I also was diagnosed with major depressive disorder in my early or mid 20s around the time weed first started freaking me out and an anxiety disorder.

So now I've been on antidepressants for three years , mirtazapine ( remeron) and clonazepam daily for two years they work really well and saved my life cuz I was suicidal for two years before I got put on Meds. I'm doing good now but damn I miss weed.
 
And I had gotten baked thousands of times daily from 14 to 21 and loved it but now the high is different and I freak out.

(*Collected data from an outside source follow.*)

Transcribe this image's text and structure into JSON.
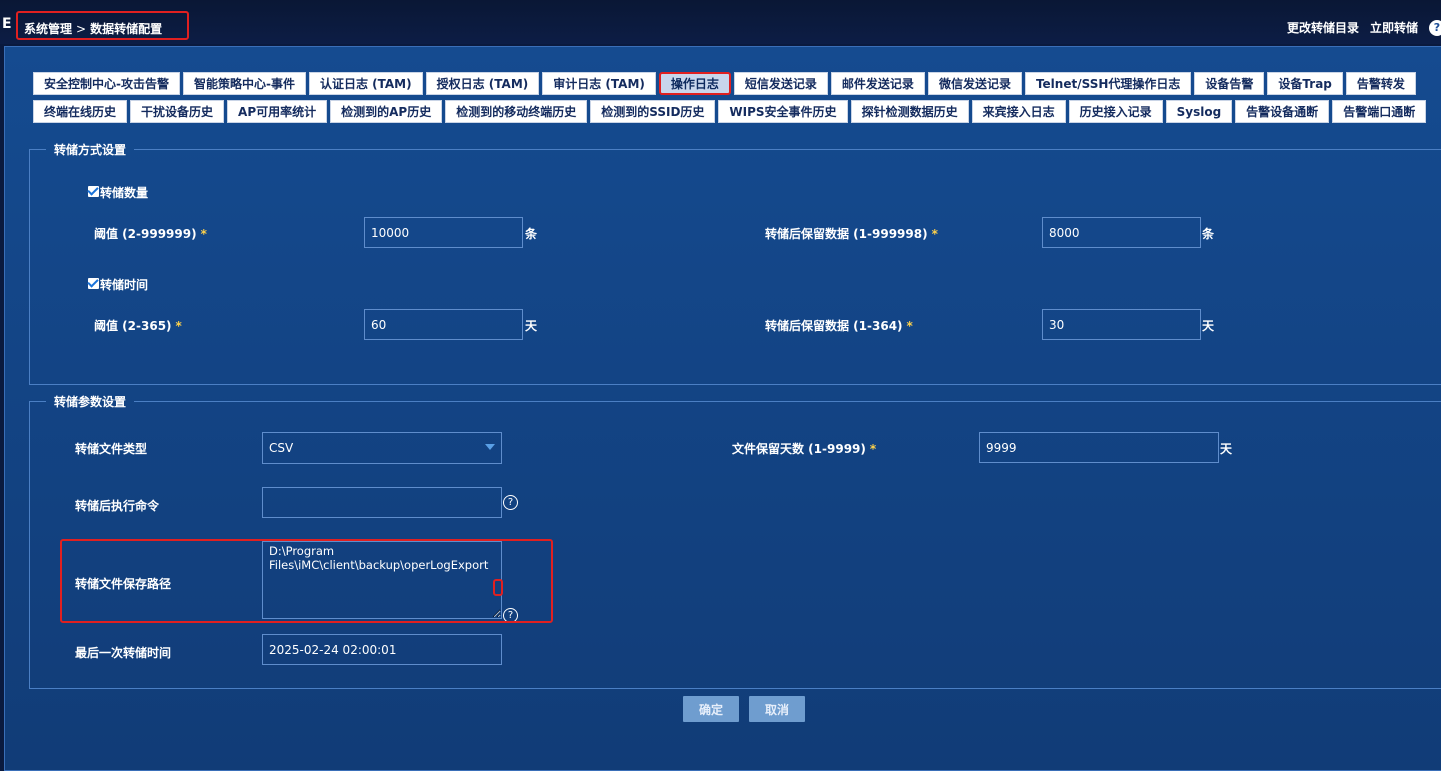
{
  "topbar": {
    "cut_text": "E",
    "breadcrumb": {
      "root": "系统管理",
      "separator": ">",
      "current": "数据转储配置"
    },
    "actions": {
      "change_dir": "更改转储目录",
      "dump_now": "立即转储",
      "help": "?"
    }
  },
  "tabs_row1": [
    "安全控制中心-攻击告警",
    "智能策略中心-事件",
    "认证日志 (TAM)",
    "授权日志 (TAM)",
    "审计日志 (TAM)",
    "操作日志",
    "短信发送记录",
    "邮件发送记录",
    "微信发送记录",
    "Telnet/SSH代理操作日志",
    "设备告警",
    "设备Trap",
    "告警转发"
  ],
  "tabs_row2": [
    "终端在线历史",
    "干扰设备历史",
    "AP可用率统计",
    "检测到的AP历史",
    "检测到的移动终端历史",
    "检测到的SSID历史",
    "WIPS安全事件历史",
    "探针检测数据历史",
    "来宾接入日志",
    "历史接入记录",
    "Syslog",
    "告警设备通断",
    "告警端口通断"
  ],
  "active_tab": "操作日志",
  "dump_mode": {
    "legend": "转储方式设置",
    "by_count": {
      "checkbox_label": "转储数量",
      "threshold_label": "阈值 (2-999999)",
      "threshold_value": "10000",
      "threshold_unit": "条",
      "keep_label": "转储后保留数据 (1-999998)",
      "keep_value": "8000",
      "keep_unit": "条"
    },
    "by_time": {
      "checkbox_label": "转储时间",
      "threshold_label": "阈值 (2-365)",
      "threshold_value": "60",
      "threshold_unit": "天",
      "keep_label": "转储后保留数据 (1-364)",
      "keep_value": "30",
      "keep_unit": "天"
    },
    "required_mark": "*"
  },
  "dump_params": {
    "legend": "转储参数设置",
    "file_type_label": "转储文件类型",
    "file_type_value": "CSV",
    "retention_label": "文件保留天数 (1-9999)",
    "retention_value": "9999",
    "retention_unit": "天",
    "post_cmd_label": "转储后执行命令",
    "post_cmd_value": "",
    "path_label": "转储文件保存路径",
    "path_value": "D:\\Program Files\\iMC\\client\\backup\\operLogExport",
    "last_time_label": "最后一次转储时间",
    "last_time_value": "2025-02-24 02:00:01",
    "help": "?"
  },
  "buttons": {
    "ok": "确定",
    "cancel": "取消"
  }
}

You said you have bipolar. Maybe it has something to do with anxiety and depression disorders mental health. Because I am not bipolar but I have major depressive disorder and an anxiety disorder. Not the same as bipolar but similar I been thru a lot of the same stuff as a bipolar person with episodes and stuff but no bipolar manic highs. Just lows and episodes and panic attacks.
 
I think ur body is telling u its not good for your mental health by releasing flight or fight (anxiety) keep clear or use small amounts rarely
 
I've been thru all of that in a way. I know how u feel. I would say stay away from weed for a few years. And keep taking your medication and keep working on your mental health
 
I agree that it is different for everyone but the action it has on the body generally the same. Now how the body responds to said action will likely vary greaty from person to person based on both physical, mental heal and other prexisting.

Given your conditions, I would suggest quitting weed altogether for some time at least. Also might be worth trying out pure CBD capsules or chamomile teas. If you are already on bipolar medication please be very careful when mixing with other drugs, some combos are deadly.

Honestly, from what I have seen in myself and friends as well I believe that weed can be anxiogenic, or a cause of anxiety. My older brother quit a few years ago because he said he realized it was causing way more anxiety than not smoking.